The Supreme Court is set to review a ruling from a North Carolina appeals court case, McCrory v. Harris, in which the plaintiff claims lawmakers relied heavily on race while drawing the 1st and 12th North Carolina congressional districts. The ruling has no official date, but the court may hear the case as early as this fall.
The U.S. Supreme Court will review the appeals court decision on whether the two North Carolina congressional district maps were drawn with racial motives.
In February, a panel of three federal judges originally struck down these districts’ drawings, claiming they were drawn with racial bias. If true, this would be gerrymandering, the manipulation of congressional districts to favor a certain party, made illegal under the Voting Rights Act of 1965. Gerrymandering has historically been used to restrict certain racial groups from voting, especially black voters.
The panel did not have sufficient evidence to determine that legislators who drew the district map were actually guilty of gerrymandering. The Supreme Court will review this case to decide whether the original district maps were in violation of the Voting Rights Act.
Because of the panel’s ruling, North Carolina was required to hold two separate primaries: one on June 7 for congressional elections, using the newly drawn districts, and one on March 15 for all other races, using the original districts.
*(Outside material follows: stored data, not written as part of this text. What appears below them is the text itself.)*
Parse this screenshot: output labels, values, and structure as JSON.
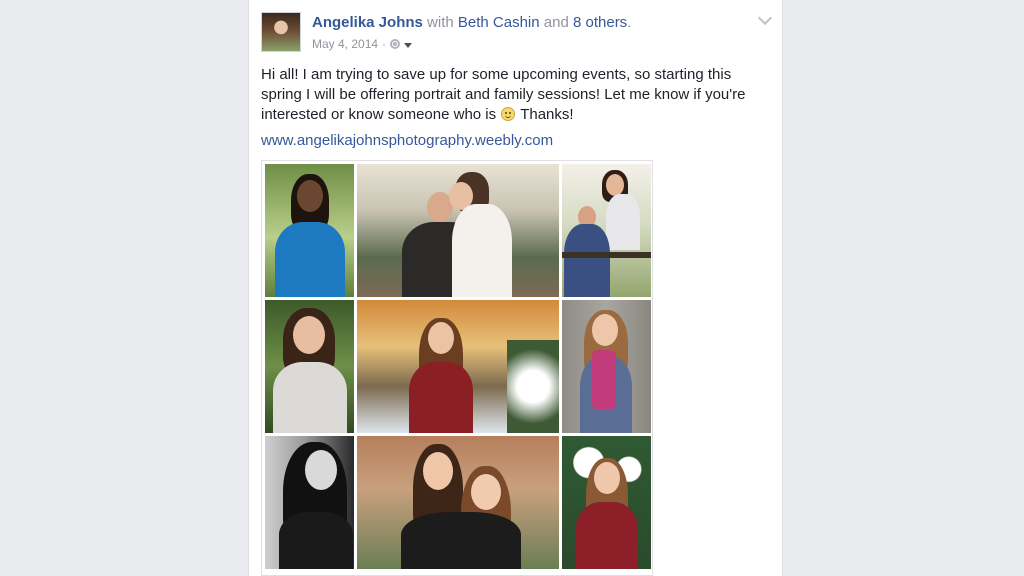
{
  "post": {
    "author": "Angelika Johns",
    "with_word": "with",
    "tagged_friend": "Beth Cashin",
    "and_word": "and",
    "others": "8 others",
    "period": ".",
    "date": "May 4, 2014",
    "dot": "·",
    "text_before_emoji": "Hi all! I am trying to save up for some upcoming events, so starting this spring I will be offering portrait and family sessions! Let me know if you're interested or know someone who is",
    "text_after_emoji": "Thanks!",
    "link": "www.angelikajohnsphotography.weebly.com"
  },
  "icons": {
    "avatar": "profile-photo",
    "privacy": "globe-icon",
    "audience_dropdown": "caret-down-icon",
    "options": "chevron-down-icon",
    "emoji": "smiley-emoji-icon"
  },
  "colors": {
    "link": "#365899",
    "body_text": "#1d2129",
    "meta_text": "#90949c",
    "page_background": "#e9ebee"
  }
}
However, some voters still complained about poorly drawn districts that grouped minorities and black voters into certain areas, according to The Associated Press.
State Senate Redistricting Chairman Bob Rucho, a Republican, worked on both the old and new congressional maps, and he defends the way the original district lines were drawn.
“That’s just the way the maps come out if you follow the criteria that we use,” Rucho said, according to The News & Observer. “I assume there will be a lot of [candidate] announcements if the Supreme Court does not stay the action of the three-judge panel.”
The Republican-controlled state legislature drew these districts hoping that it could maintain its district-representative lead of 10-3 over the Democrats, according to The Charlotte Observer.
The 2nd district, located in central North Carolina, had to be redrawn to fix the 1st district, located slightly to the northeast. This caused incumbent Republican representative Renee Ellmers to run against another incumbent Republican representative George Holding who won the primary vote on June 7.
Steven Greene, a political science professor, said it is unusual that two incumbents of the same party would run against each other when their own party controls the state legislature, according to The News & Observer.
“That’s absolutely the sort of thing you do to the other party,” Greene said to The News & Observer. “What did Renee Ellmers or George Holding do to [anger] the state legislature? Could they really not come up with a different map that didn’t pit two Republican incumbents against each other?”